Learning C# XML
In his opening keynote at the IDEAlliance XML 2001 Conference in Orlando, Florida, in December, James Clark said: "Just because it comes from Microsoft, it's not necessarily bad". With that in mind, I decided to explore what C# has to offer to the Java-XML community.
I've been watching the continuing Microsoft story with a vague combination of intrigue and apprehension. You almost certainly know by now that, due to an awkward combination of hubris and court orders, Microsoft has stopped shipping any Java implementation with Windows, choosing instead to hitch its wagon to a star of its own making, C#.

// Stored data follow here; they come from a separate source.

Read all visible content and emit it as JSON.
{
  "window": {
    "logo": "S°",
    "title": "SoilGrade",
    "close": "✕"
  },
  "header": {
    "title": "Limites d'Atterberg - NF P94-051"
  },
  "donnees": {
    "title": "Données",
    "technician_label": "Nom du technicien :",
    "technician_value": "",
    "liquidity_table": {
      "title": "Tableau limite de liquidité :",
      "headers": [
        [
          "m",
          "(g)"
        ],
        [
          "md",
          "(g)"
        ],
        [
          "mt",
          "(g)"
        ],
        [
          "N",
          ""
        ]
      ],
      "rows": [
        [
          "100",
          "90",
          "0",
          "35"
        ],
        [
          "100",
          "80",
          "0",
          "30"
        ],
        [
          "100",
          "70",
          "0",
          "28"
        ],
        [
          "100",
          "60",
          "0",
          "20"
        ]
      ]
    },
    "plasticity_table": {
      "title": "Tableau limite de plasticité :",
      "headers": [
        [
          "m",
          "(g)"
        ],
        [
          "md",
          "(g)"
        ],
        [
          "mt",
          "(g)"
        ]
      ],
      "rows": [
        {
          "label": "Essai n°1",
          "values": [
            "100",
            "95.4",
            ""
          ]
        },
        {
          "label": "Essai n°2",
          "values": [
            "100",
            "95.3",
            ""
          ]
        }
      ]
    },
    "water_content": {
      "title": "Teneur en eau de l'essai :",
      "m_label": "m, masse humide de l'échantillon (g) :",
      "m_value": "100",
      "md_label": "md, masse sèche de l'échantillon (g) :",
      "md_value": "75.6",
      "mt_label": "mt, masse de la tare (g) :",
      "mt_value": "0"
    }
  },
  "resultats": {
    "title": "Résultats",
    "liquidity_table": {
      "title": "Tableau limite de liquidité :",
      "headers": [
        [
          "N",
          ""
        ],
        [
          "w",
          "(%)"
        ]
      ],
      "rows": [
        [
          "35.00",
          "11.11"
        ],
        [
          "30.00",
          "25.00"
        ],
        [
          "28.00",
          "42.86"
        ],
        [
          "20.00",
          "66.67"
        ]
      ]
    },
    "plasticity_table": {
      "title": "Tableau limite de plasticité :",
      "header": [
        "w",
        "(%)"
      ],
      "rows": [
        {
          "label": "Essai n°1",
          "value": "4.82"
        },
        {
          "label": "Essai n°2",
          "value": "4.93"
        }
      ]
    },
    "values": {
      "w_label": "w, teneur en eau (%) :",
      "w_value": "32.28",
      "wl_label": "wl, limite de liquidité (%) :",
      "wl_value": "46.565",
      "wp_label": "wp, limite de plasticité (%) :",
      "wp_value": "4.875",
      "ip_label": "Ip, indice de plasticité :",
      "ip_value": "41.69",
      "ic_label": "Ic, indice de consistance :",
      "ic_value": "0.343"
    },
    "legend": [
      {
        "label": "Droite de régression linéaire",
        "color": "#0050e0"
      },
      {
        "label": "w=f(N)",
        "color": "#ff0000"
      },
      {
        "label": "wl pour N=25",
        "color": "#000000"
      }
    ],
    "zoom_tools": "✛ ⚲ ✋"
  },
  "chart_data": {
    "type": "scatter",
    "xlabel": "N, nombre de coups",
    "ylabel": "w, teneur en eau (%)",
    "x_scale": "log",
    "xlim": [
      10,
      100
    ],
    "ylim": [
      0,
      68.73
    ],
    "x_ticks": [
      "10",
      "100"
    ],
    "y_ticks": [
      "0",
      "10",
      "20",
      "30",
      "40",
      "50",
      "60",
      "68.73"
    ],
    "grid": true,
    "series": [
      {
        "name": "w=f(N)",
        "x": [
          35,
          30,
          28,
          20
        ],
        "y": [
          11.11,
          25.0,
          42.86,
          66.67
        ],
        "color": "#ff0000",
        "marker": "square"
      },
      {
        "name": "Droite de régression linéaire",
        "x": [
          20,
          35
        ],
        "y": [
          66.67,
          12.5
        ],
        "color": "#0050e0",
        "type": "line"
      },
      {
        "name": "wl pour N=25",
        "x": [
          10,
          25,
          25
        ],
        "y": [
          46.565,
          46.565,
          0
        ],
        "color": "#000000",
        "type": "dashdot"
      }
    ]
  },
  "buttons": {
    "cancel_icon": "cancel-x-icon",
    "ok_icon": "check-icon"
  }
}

As a consumer, I'm not sure whether I like Microsoft's business practices. As a software developer, however, I'm interested in learning new languages and technologies. I've read enough to see that C# is enough like Java to make an interesting porting project. Even if I never write another line of C# code, there is certainly a lot to be learned from how Microsoft has integrated XML into its .NET platform.
In this series I'll be porting a few small XML applications, which I've hypothetically written in Java, to C# in order to see if I can improve my Java programming.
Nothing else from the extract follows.